Видеть знаки… Маргарет взяла со стола хлебную тарелку и протянула гостю. Мьюрис смотрел на него, не отводя глаз. Видеть знаки. Даже Шон, казалось, прислушивался к тому, о чем говорил гость. Для каждого из Горов появление Никласа Кулана на следующее утро после того, как их семья потерпела крушение, тоже было зна́ком. Никого похожего на него они раньше не встречали, поэтому он по временам казался им частью одной общей семейной галлюцинации. Не был исключением и Шон, который, сидя в своем инвалидном кресле, кивал головой, а когда Никлас посмотрел на него, неожиданно улыбнулся в ответ.

– Мой муж получил эту картину в награду за первое место на конкурсе ирландских поэтов, – пояснила Маргарет. – Не так ли?

– Так, – подтвердил Мьюрис и добавил, обращаясь к Никласу: – Я даже не знал, какой будет приз.

– Он вообще не собирался участвовать. Это я послала на конкурс одно из его стихотворений.

Никлас не ответил. Джон Флэннери рассказывал ему о конкурсе и о том, что картина была вручена Мьюрису Гору – директору школы на одном из островов. Сейчас ему важно было знать другое – удастся ли выкупить картину обратно. Именно поэтому он сейчас был на острове и, сидя в кухне, которую сам же наполнил тревогой и неуютом, пил горячий чай из свежезаваренного чайника.

– Что ж, идем, взглянем на нее, – сказал наконец Мьюрис и поднялся. – Дайте только я сначала оденусь.

Маргарет вышла из кухни вместе с мужем – она хотела, чтобы по пути он кое-что купил в лавке, раз уж он все равно идет в школу, и разнообразные предчувствия, терзавшие ее душу, так и не были облечены в слова. Никлас и Шон остались в кухне вдвоем.

– Хочешь еще чаю? – спросил гость у молодого человека.

В ответ калека лишь слегка покачал головой. После этого оба довольно долго сидели молча, но установившаяся между ними тишина не была безысходной или давящей; напротив, она была исполнена надежды, словно каждый из них чувствовал, что находится на пороге чего-то огромного и важного, что было больше их обоих, вместе взятых. Наконец Никлас взял грязную посуду и перенес в раковину, а Шон начал негромко напевать себе под нос популярный рил, причем вышло это у него совершенно естественно, словно он не молчал несколько лет кряду. Казалось, будто в кухню залетела крохотная пташка (хотя и окна, и входная дверь были закрыты), и Никлас, даже не оборачиваясь, понял, что эта птица попала сюда прямиком из обугленных развалин отцовской мастерской. Намыливая тарелки, он прислушивался к мелодии с таким чувством, будто встретил старого друга.

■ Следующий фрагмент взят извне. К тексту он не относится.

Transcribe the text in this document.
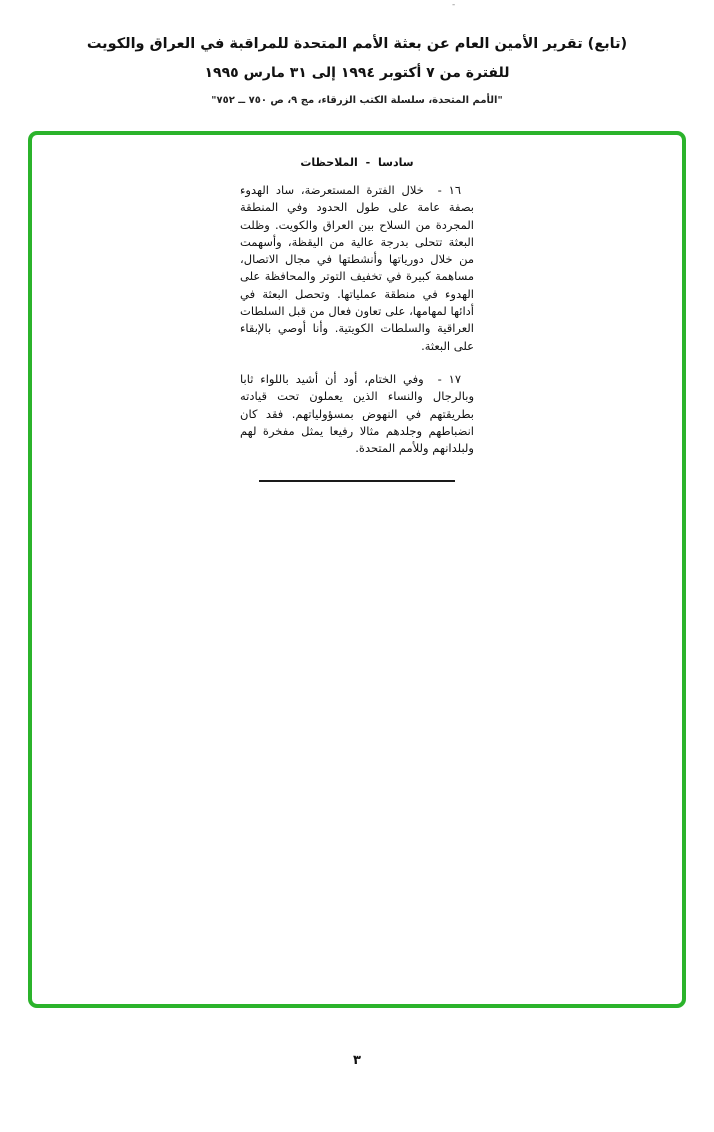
-
(تابع) تقرير الأمين العام عن بعثة الأمم المتحدة للمراقبة في العراق والكويت
للفترة من ٧ أكتوبر ١٩٩٤ إلى ٣١ مارس ١٩٩٥
"الأمم المتحدة، سلسلة الكتب الزرقاء، مج ٩، ص ٧٥٠ ــ ٧٥٢"
سادسا - الملاحظات

١٦ - خلال الفترة المستعرضة، ساد الهدوء بصفة عامة على طول الحدود وفي المنطقة المجردة من السلاح بين العراق والكويت. وظلت البعثة تتحلى بدرجة عالية من اليقظة، وأسهمت من خلال دورياتها وأنشطتها في مجال الاتصال، مساهمة كبيرة في تخفيف التوتر والمحافظة على الهدوء في منطقة عملياتها. وتحصل البعثة في أدائها لمهامها، على تعاون فعال من قبل السلطات العراقية والسلطات الكويتية. وأنا أوصي بالإبقاء على البعثة.

١٧ - وفي الختام، أود أن أشيد باللواء ثابا وبالرجال والنساء الذين يعملون تحت قيادته بطريقتهم في النهوض بمسؤولياتهم. فقد كان انضباطهم وجلدهم مثالا رفيعا يمثل مفخرة لهم ولبلدانهم وللأمم المتحدة.

٣
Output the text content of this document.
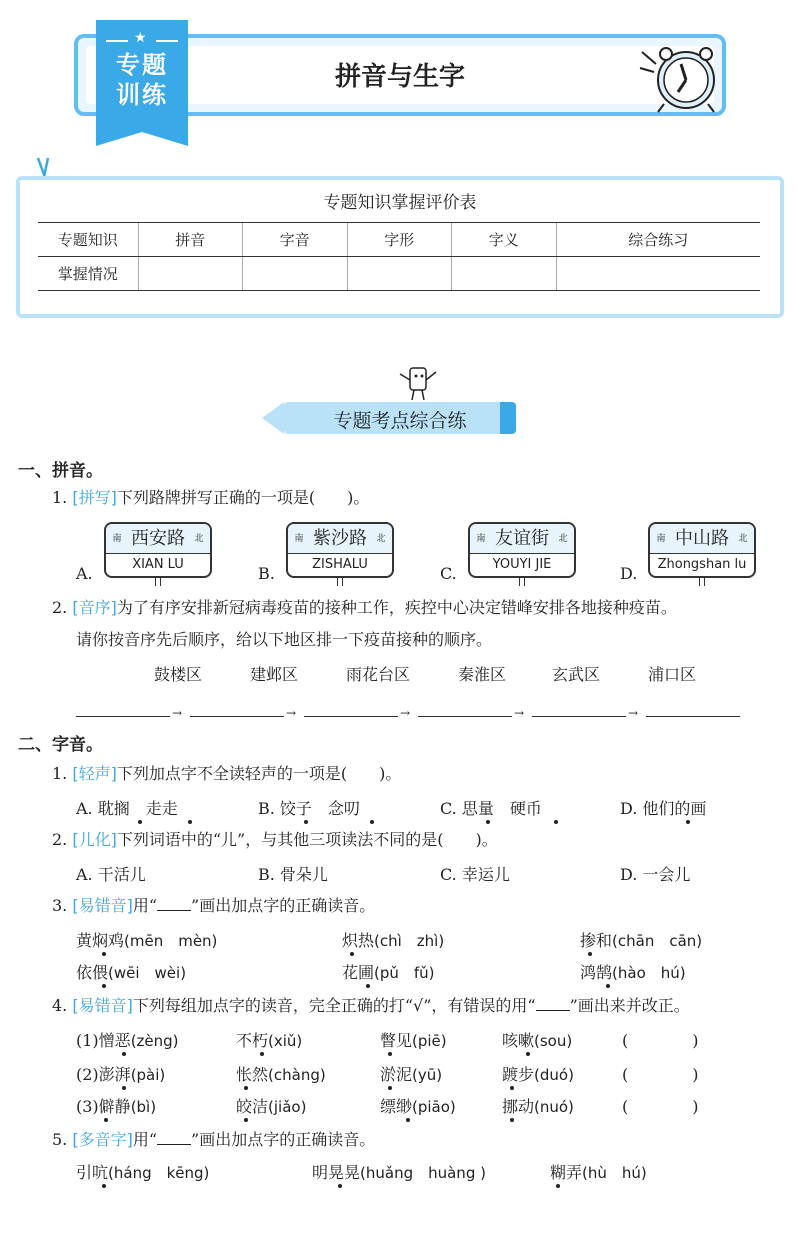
★
专题
训练
拼音与生字
专题知识掌握评价表
专题知识	拼音	字音	字形	字义	综合练习
掌握情况					
专题考点综合练
一、拼音。
1. [拼写]下列路牌拼写正确的一项是(　　)。
A.
南 西安路 北
XIAN LU	B.
南 紫沙路 北
ZISHALU	C.
南 友谊街 北
YOUYI JIE	D.
南 中山路 北
Zhongshan lu
2. [音序]为了有序安排新冠病毒疫苗的接种工作，疾控中心决定错峰安排各地接种疫苗。
请你按音序先后顺序，给以下地区排一下疫苗接种的顺序。
鼓楼区	建邺区	雨花台区	秦淮区	玄武区	浦口区
→	→	→	→	→
二、字音。
1. [轻声]下列加点字不全读轻声的一项是(　　)。
A. 耽搁　走走	B. 饺子　念叨	C. 思量　硬币	D. 他们的画
2. [儿化]下列词语中的“儿”，与其他三项读法不同的是(　　)。
A. 干活儿	B. 骨朵儿	C. 幸运儿	D. 一会儿
3. [易错音]用“ ”画出加点字的正确读音。
黄焖鸡(mēn　mèn)	炽热(chì　zhì)	掺和(chān　cān)
依偎(wēi　wèi)	花圃(pǔ　fǔ)	鸿鹄(hào　hú)
4. [易错音]下列每组加点字的读音，完全正确的打“√”，有错误的用“ ”画出来并改正。
(1)憎恶(zèng)	不朽(xiǔ)	瞥见(piē)	咳嗽(sou)	(　　　　)
(2)澎湃(pài)	怅然(chàng)	淤泥(yū)	踱步(duó)	(　　　　)
(3)僻静(bì)	皎洁(jiǎo)	缥缈(piāo)	挪动(nuó)	(　　　　)
5. [多音字]用“ ”画出加点字的正确读音。
引吭(háng　kēng)	明晃晃(huǎng　huàng )	糊弄(hù　hú)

Знаки… Их можно было не только видеть, но и слышать.

– Ах, не следовало вам этого делать! – В кухню вернулся Мьюрис, на ходу застегивая рубашку и снимая куртку, висевшую на двери с обратной стороны. – Жена меня убьет за то, что я вам позволил… – добавил он и вдруг осекся. Ему вдруг послышался трепет крошечных крыльев, но, обернувшись, он понял, что звуки исходят от Шона. Они были слишком тихими, чтобы звучать как настоящая музыка, и слишком высокими и тонкими, чтобы наполнить собой воздух, и тем не менее они так глубоко тронули его отцовское сердце, что Мьюрису пришлось отвернуться, чтобы не заплакать.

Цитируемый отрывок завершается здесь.